China Stocks Recover Part of Last Week’s Rout

Chinese shares recovered somewhat on Monday morning after suffering from their worst five-day trading period since 2015, stabilizing from sell-offs last week triggered by global market turmoil.
The Shanghai Composite Index, the benchmark index, rose 0.8% to 3,155.02 points as of lunchtime, after initially falling 0.45% during the morning session. The Shenzhen Component Index rebounded by 2.61%, while the Nasdaq-style startup board ChiNext gained by a bigger 2.91%.
Large caps, including China Southern Airlines Co. Ltd. and Kweichow Moutai Co. Ltd., gained 4.3% and 2.9%, respectively, on Monday morning, reversing their losses on Friday.

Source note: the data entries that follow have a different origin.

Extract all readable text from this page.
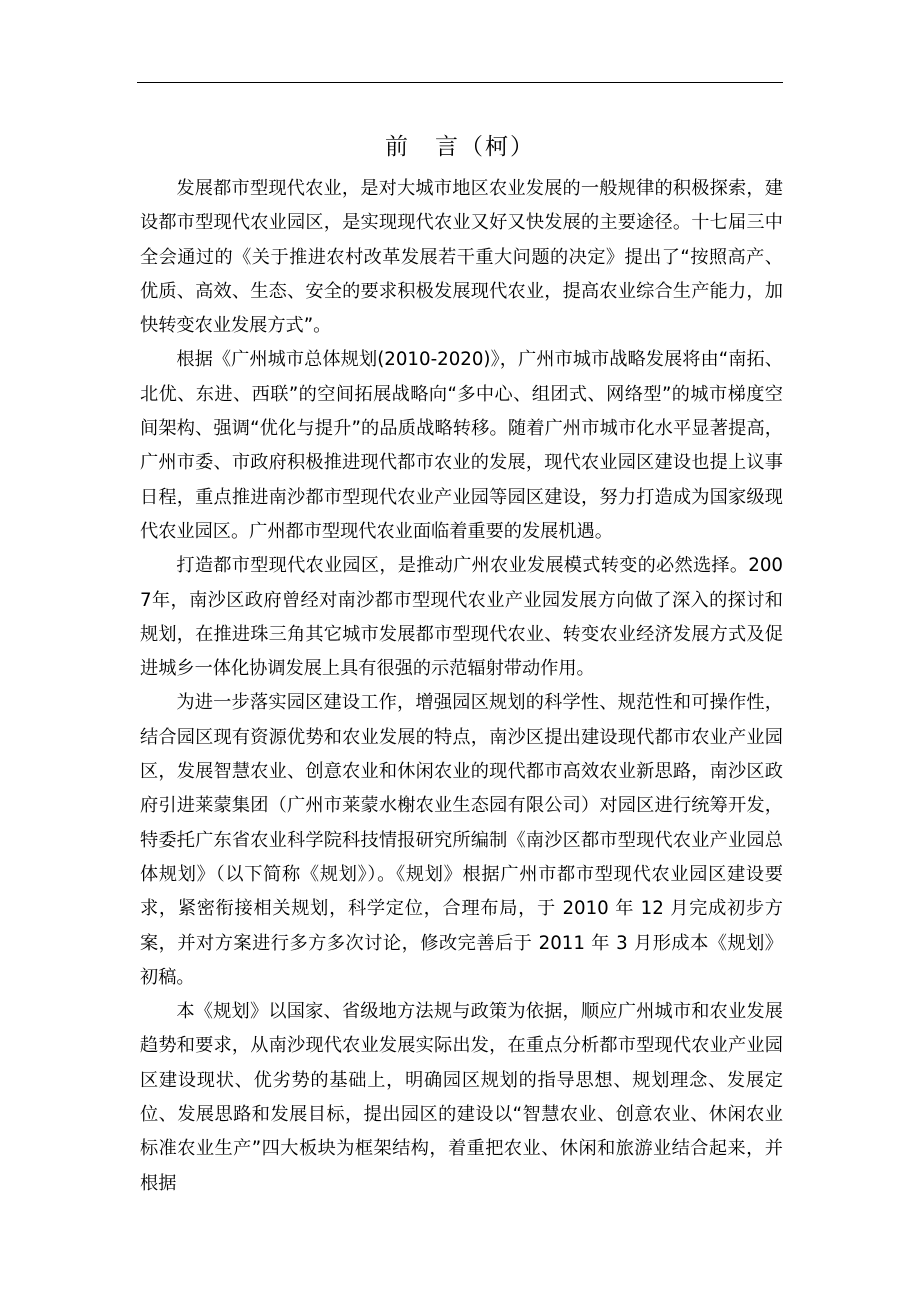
前　言（柯）

发展都市型现代农业，是对大城市地区农业发展的一般规律的积极探索，建设都市型现代农业园区，是实现现代农业又好又快发展的主要途径。十七届三中全会通过的《关于推进农村改革发展若干重大问题的决定》提出了“按照高产、优质、高效、生态、安全的要求积极发展现代农业，提高农业综合生产能力，加快转变农业发展方式”。

根据《广州城市总体规划(2010-2020)》，广州市城市战略发展将由“南拓、北优、东进、西联”的空间拓展战略向“多中心、组团式、网络型”的城市梯度空间架构、强调“优化与提升”的品质战略转移。随着广州市城市化水平显著提高，广州市委、市政府积极推进现代都市农业的发展，现代农业园区建设也提上议事日程，重点推进南沙都市型现代农业产业园等园区建设，努力打造成为国家级现代农业园区。广州都市型现代农业面临着重要的发展机遇。

打造都市型现代农业园区，是推动广州农业发展模式转变的必然选择。2007年，南沙区政府曾经对南沙都市型现代农业产业园发展方向做了深入的探讨和规划，在推进珠三角其它城市发展都市型现代农业、转变农业经济发展方式及促进城乡一体化协调发展上具有很强的示范辐射带动作用。

为进一步落实园区建设工作，增强园区规划的科学性、规范性和可操作性，结合园区现有资源优势和农业发展的特点，南沙区提出建设现代都市农业产业园区，发展智慧农业、创意农业和休闲农业的现代都市高效农业新思路，南沙区政府引进莱蒙集团（广州市莱蒙水榭农业生态园有限公司）对园区进行统筹开发，特委托广东省农业科学院科技情报研究所编制《南沙区都市型现代农业产业园总体规划》（以下简称《规划》）。《规划》根据广州市都市型现代农业园区建设要求，紧密衔接相关规划，科学定位，合理布局，于 2010 年 12 月完成初步方案，并对方案进行多方多次讨论，修改完善后于 2011 年 3 月形成本《规划》初稿。

本《规划》以国家、省级地方法规与政策为依据，顺应广州城市和农业发展趋势和要求，从南沙现代农业发展实际出发，在重点分析都市型现代农业产业园区建设现状、优劣势的基础上，明确园区规划的指导思想、规划理念、发展定位、发展思路和发展目标，提出园区的建设以“智慧农业、创意农业、休闲农业标准农业生产”四大板块为框架结构，着重把农业、休闲和旅游业结合起来，并根据
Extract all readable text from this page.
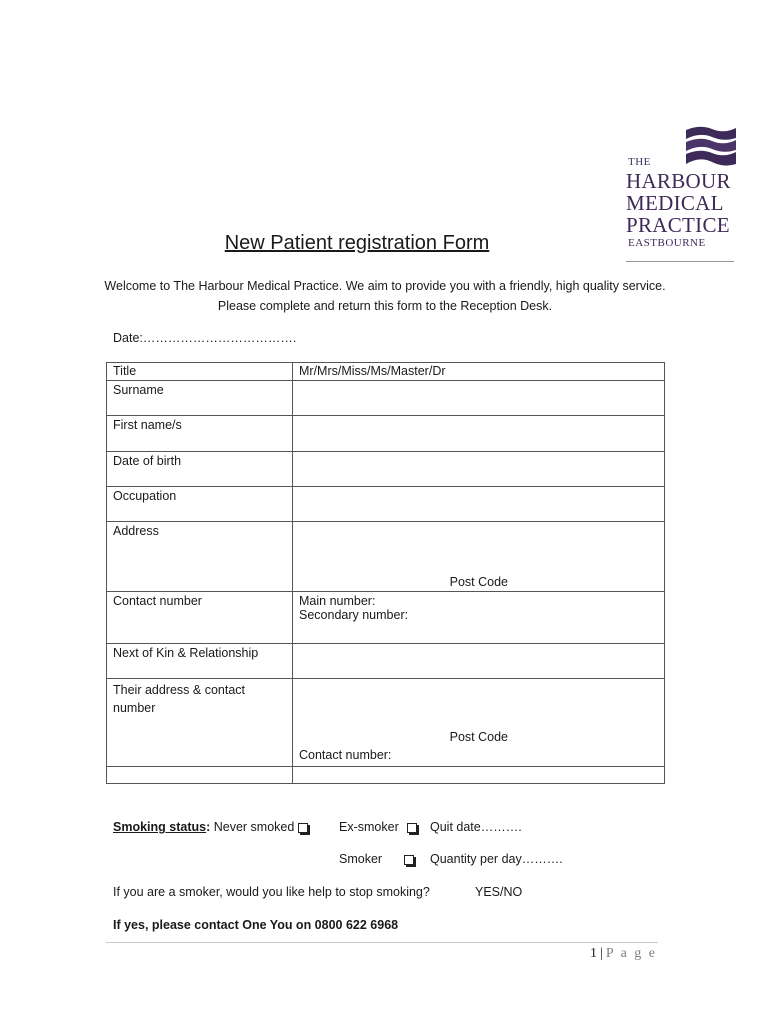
THE
HARBOUR
MEDICAL
PRACTICE
EASTBOURNE
New Patient registration Form
Welcome to The Harbour Medical Practice. We aim to provide you with a friendly, high quality service. Please complete and return this form to the Reception Desk.
Date:……………………………….
Title	Mr/Mrs/Miss/Ms/Master/Dr
Surname	
First name/s	
Date of birth	
Occupation	
Address	Post Code

Contact number	Main number:
Secondary number:

Next of Kin & Relationship	
Their address & contact number	Post Code
Contact number:

Smoking status: Never smoked	Ex-smoker	Quit date……….
Smoker	Quantity per day……….
If you are a smoker, would you like help to stop smoking?	YES/NO
If yes, please contact One You on 0800 622 6968
1 | P a g e
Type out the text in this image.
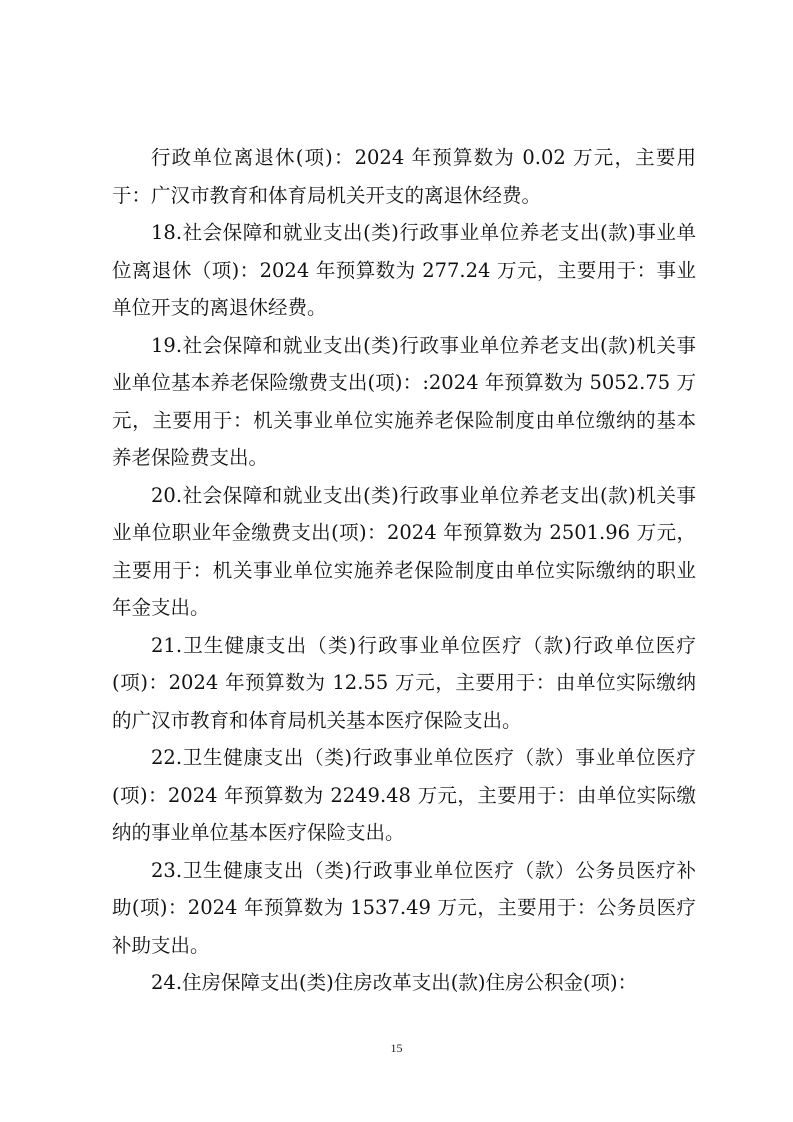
行政单位离退休(项)：2024 年预算数为 0.02 万元，主要用于：广汉市教育和体育局机关开支的离退休经费。

18.社会保障和就业支出(类)行政事业单位养老支出(款)事业单位离退休（项)：2024 年预算数为 277.24 万元，主要用于：事业单位开支的离退休经费。

19.社会保障和就业支出(类)行政事业单位养老支出(款)机关事业单位基本养老保险缴费支出(项)：:2024 年预算数为 5052.75 万元，主要用于：机关事业单位实施养老保险制度由单位缴纳的基本养老保险费支出。

20.社会保障和就业支出(类)行政事业单位养老支出(款)机关事业单位职业年金缴费支出(项)：2024 年预算数为 2501.96 万元，主要用于：机关事业单位实施养老保险制度由单位实际缴纳的职业年金支出。

21.卫生健康支出（类)行政事业单位医疗（款)行政单位医疗(项)：2024 年预算数为 12.55 万元，主要用于：由单位实际缴纳的广汉市教育和体育局机关基本医疗保险支出。

22.卫生健康支出（类)行政事业单位医疗（款）事业单位医疗(项)：2024 年预算数为 2249.48 万元，主要用于：由单位实际缴纳的事业单位基本医疗保险支出。

23.卫生健康支出（类)行政事业单位医疗（款）公务员医疗补助(项)：2024 年预算数为 1537.49 万元，主要用于：公务员医疗补助支出。

24.住房保障支出(类)住房改革支出(款)住房公积金(项)：

15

Shanghai shares posted their worst weekly performance in two years last week, retreating 9.6% in the wake of corrections in the U.S. and other global markets that themselves were reacting to fears of returning inflation. Mainland equity markets were hit as investors dumped small caps last Tuesday as pressure upon margin calls mounted, and then extended their sell-offs into blue chips on Friday on panic selling.

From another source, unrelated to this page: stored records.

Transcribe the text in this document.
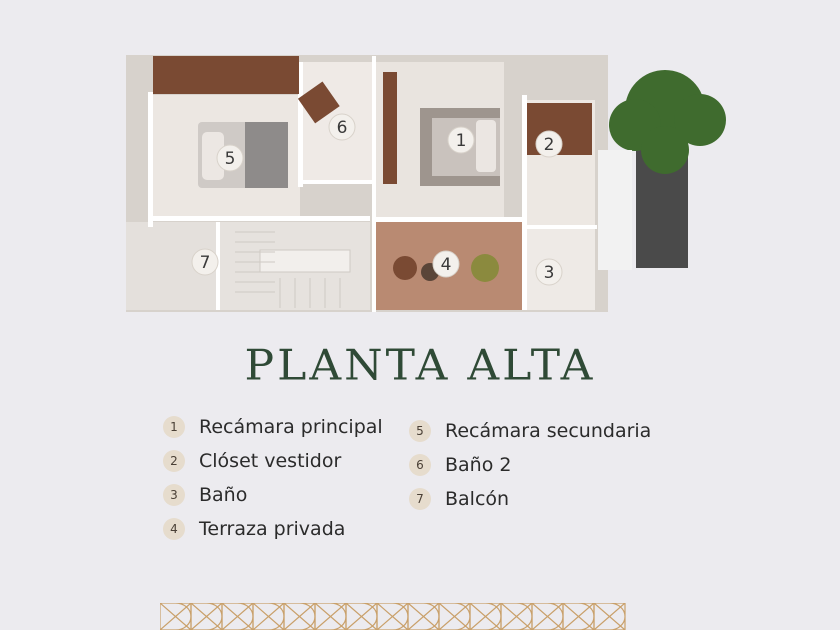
1	2
3
4
5
6
7
PLANTA ALTA
1	Recámara principal
2	Clóset vestidor
3	Baño
4	Terraza privada
5	Recámara secundaria
6	Baño 2
7	Balcón
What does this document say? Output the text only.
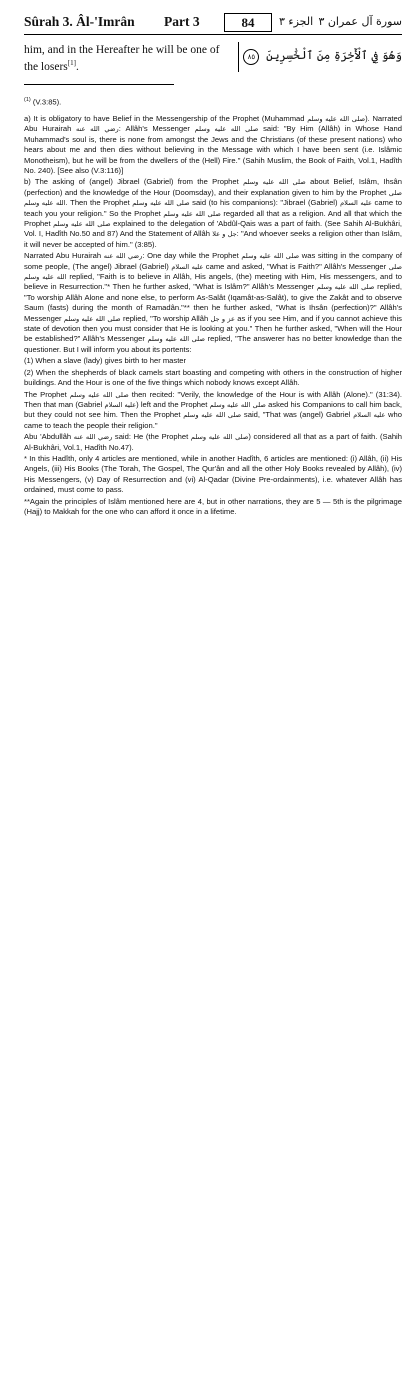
Sûrah 3. Âl-'Imrân Part 3	84	الجزء ٣ سورة آل عمران ٣
him, and in the Hereafter he will be one of the losers[1].
وَهُوَ فِي ٱلْأٓخِرَةِ مِنَ ٱلْخَٰسِرِينَ ٨٥

$^{(1)}$ (V.3:85).

a) It is obligatory to have Belief in the Messengership of the Prophet (Muhammad صلى الله عليه وسلم). Narrated Abu Hurairah رضي الله عنه: Allâh's Messenger صلى الله عليه وسلم said: "By Him (Allâh) in Whose Hand Muhammad's soul is, there is none from amongst the Jews and the Christians (of these present nations) who hears about me and then dies without believing in the Message with which I have been sent (i.e. Islâmic Monotheism), but he will be from the dwellers of the (Hell) Fire." (Sahih Muslim, the Book of Faith, Vol.1, Hadîth No. 240). [See also (V.3:116)]

b) The asking of (angel) Jibrael (Gabriel) from the Prophet صلى الله عليه وسلم about Belief, Islâm, Ihsân (perfection) and the knowledge of the Hour (Doomsday), and their explanation given to him by the Prophet صلى الله عليه وسلم. Then the Prophet صلى الله عليه وسلم said (to his companions): "Jibrael (Gabriel) عليه السلام came to teach you your religion." So the Prophet صلى الله عليه وسلم regarded all that as a religion. And all that which the Prophet صلى الله عليه وسلم explained to the delegation of 'Abdûl-Qais was a part of faith. (See Sahih Al-Bukhâri, Vol. I, Hadîth No.50 and 87) And the Statement of Allâh جل و علا: "And whoever seeks a religion other than Islâm, it will never be accepted of him." (3:85).

Narrated Abu Hurairah رضي الله عنه: One day while the Prophet صلى الله عليه وسلم was sitting in the company of some people, (The angel) Jibrael (Gabriel) عليه السلام came and asked, "What is Faith?" Allâh's Messenger صلى الله عليه وسلم replied, "Faith is to believe in Allâh, His angels, (the) meeting with Him, His messengers, and to believe in Resurrection."* Then he further asked, "What is Islâm?" Allâh's Messenger صلى الله عليه وسلم replied, "To worship Allâh Alone and none else, to perform As-Salât (Iqamât-as-Salât), to give the Zakât and to observe Saum (fasts) during the month of Ramadân."** then he further asked, "What is Ihsân (perfection)?" Allâh's Messenger صلى الله عليه وسلم replied, "To worship Allâh عز و جل as if you see Him, and if you cannot achieve this state of devotion then you must consider that He is looking at you." Then he further asked, "When will the Hour be established?" Allâh's Messenger صلى الله عليه وسلم replied, "The answerer has no better knowledge than the questioner. But I will inform you about its portents:

(1) When a slave (lady) gives birth to her master

(2) When the shepherds of black camels start boasting and competing with others in the construction of higher buildings. And the Hour is one of the five things which nobody knows except Allâh.

The Prophet صلى الله عليه وسلم then recited: "Verily, the knowledge of the Hour is with Allâh (Alone)." (31:34). Then that man (Gabriel عليه السلام) left and the Prophet صلى الله عليه وسلم asked his Companions to call him back, but they could not see him. Then the Prophet صلى الله عليه وسلم said, "That was (angel) Gabriel عليه السلام who came to teach the people their religion."

Abu 'Abdullâh رضي الله عنه said: He (the Prophet صلى الله عليه وسلم) considered all that as a part of faith. (Sahih Al-Bukhâri, Vol.1, Hadîth No.47).

* In this Hadîth, only 4 articles are mentioned, while in another Hadîth, 6 articles are mentioned: (i) Allâh, (ii) His Angels, (iii) His Books (The Torah, The Gospel, The Qur'ân and all the other Holy Books revealed by Allâh), (iv) His Messengers, (v) Day of Resurrection and (vi) Al-Qadar (Divine Pre-ordainments), i.e. whatever Allâh has ordained, must come to pass.

**Again the principles of Islâm mentioned here are 4, but in other narrations, they are 5 — 5th is the pilgrimage (Hajj) to Makkah for the one who can afford it once in a lifetime.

The Shanghai Stock Exchange said late Friday it had issued warnings and trading restrictions for investors who generated large sell orders. The China Securities Regulatory Commission, the country’s top securities regulator, didn’t respond to the market turbulence during its routine media conference on Friday.

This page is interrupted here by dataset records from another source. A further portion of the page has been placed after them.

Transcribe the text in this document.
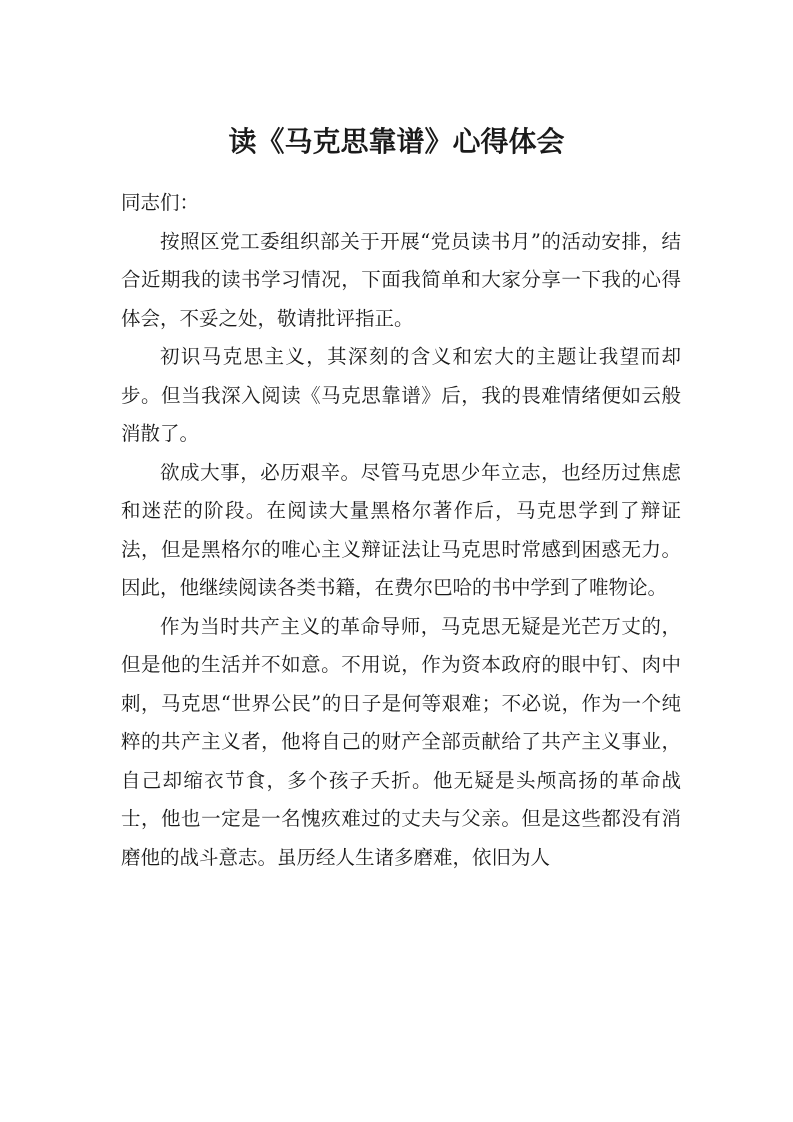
读《马克思靠谱》心得体会

同志们：

按照区党工委组织部关于开展“党员读书月”的活动安排，结合近期我的读书学习情况，下面我简单和大家分享一下我的心得体会，不妥之处，敬请批评指正。

初识马克思主义，其深刻的含义和宏大的主题让我望而却步。但当我深入阅读《马克思靠谱》后，我的畏难情绪便如云般消散了。

欲成大事，必历艰辛。尽管马克思少年立志，也经历过焦虑和迷茫的阶段。在阅读大量黑格尔著作后，马克思学到了辩证法，但是黑格尔的唯心主义辩证法让马克思时常感到困惑无力。因此，他继续阅读各类书籍，在费尔巴哈的书中学到了唯物论。

作为当时共产主义的革命导师，马克思无疑是光芒万丈的，但是他的生活并不如意。不用说，作为资本政府的眼中钉、肉中刺，马克思“世界公民”的日子是何等艰难；不必说，作为一个纯粹的共产主义者，他将自己的财产全部贡献给了共产主义事业，自己却缩衣节食，多个孩子夭折。他无疑是头颅高扬的革命战士，他也一定是一名愧疚难过的丈夫与父亲。但是这些都没有消磨他的战斗意志。虽历经人生诸多磨难，依旧为人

Analysts and market participants attributed the turbulence to a slew of factors: margin calls, lack of support from state-backed funds nicknamed the “National Team,” and the government’s deleveraging campaign that has tended to squeeze out risky investment on stocks.
Investor sentiment is unlikely to tick up dramatically soon, as China markets will be closed on Thursday as the weeklong Lunar New Year holidays starts, analysts said.